Unos días después, de camino a la oficina de mi padre, pasé por el primer piso del Instituto de Seguros contra Accidentes de Trabajo para ver al doctor Kafka. Kafka, tras saludarme, puso ante mi la antología expresionista al tiempo que dijo en tono de reproche:
―¿Por
qué ha asustado a su padre con este libro? Su padre es un hombre recto y
honesto que dispone de un sinfín de valiosas experiencias pero que no es
sensible a esta clase de juegos surgidos de la degeneración de los medios
lógicos de expresión.
―En
ese caso, ¿el libro le parece malo?
―Yo no he dicho eso.
―¿Le parece una falaz ensalada lingüística?
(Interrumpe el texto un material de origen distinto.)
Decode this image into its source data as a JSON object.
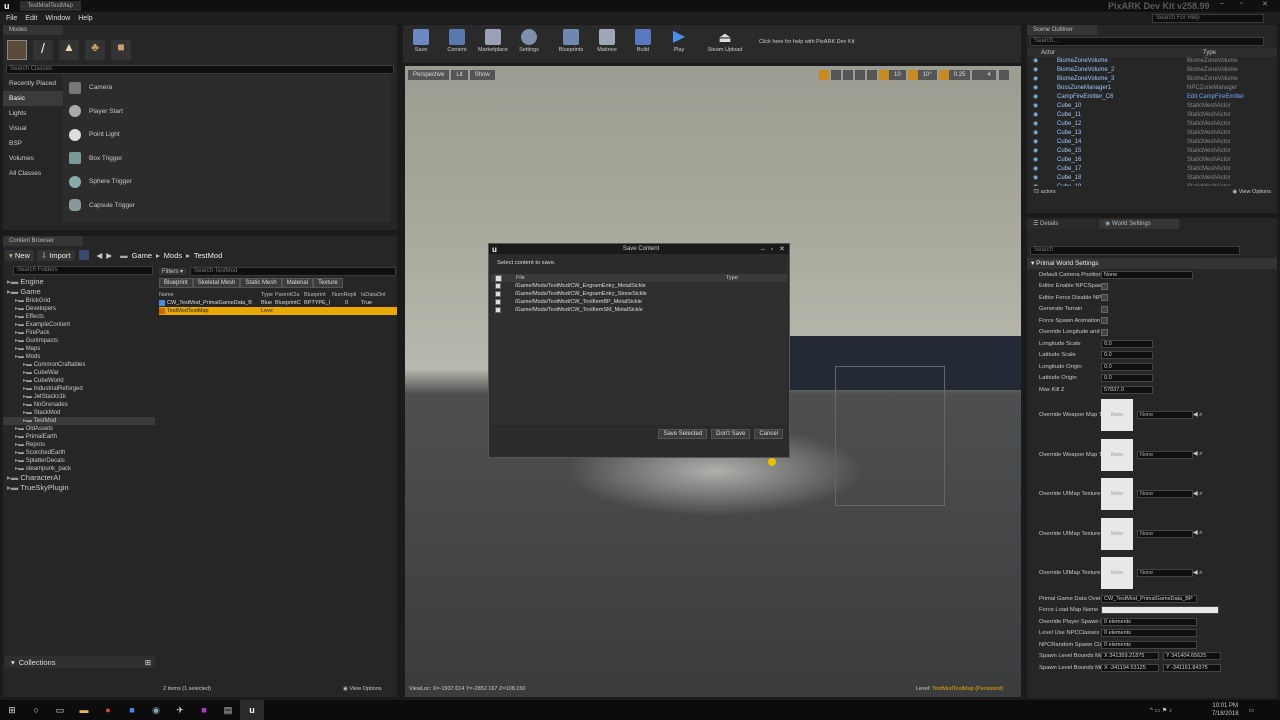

―No. Al contrario: este libro es un testimonio alarmantemente sincero de desgajamiento. En él el lenguaje ya no actúa como aglutinante. Los autores ya sólo hablan para sí mismos. Hacen como si el lenguaje sólo les perteneciera a ellos, cuando en realidad sólo nos ha sido prestado a quienes estamos vivos por un tiempo indeterminado. Sólo se nos permite emplearlo. En realidad les pertenece a los muertos y a quienes aún no han nacido. Tenemos que tratar esta posesión con mucho cuidado. Los autores de este libro lo han olvidado. Son aniquiladores del lenguaje, y ése es un crimen muy grave. Una herida en el lenguaje es una herida en los sentimientos y en el cerebro, es un oscurecimiento del mundo, una congelación.
―¡Y eso que se supone que siempre operan con el ardor de los sentimientos en su momento de máxima tensión!
―Sólo de palabra. Es una especie de coueísmo. (3)
―Es
una estafa ―exclamé con vehemencia―. Esa gente se hace pasar por lo que no es.
―¿Y
qué? ¿Qué hay de extraordinario en eso? ―Su cara adoptó una expresión
fascinante que expresaba compasión, paciencia y perdón simultáneamente―.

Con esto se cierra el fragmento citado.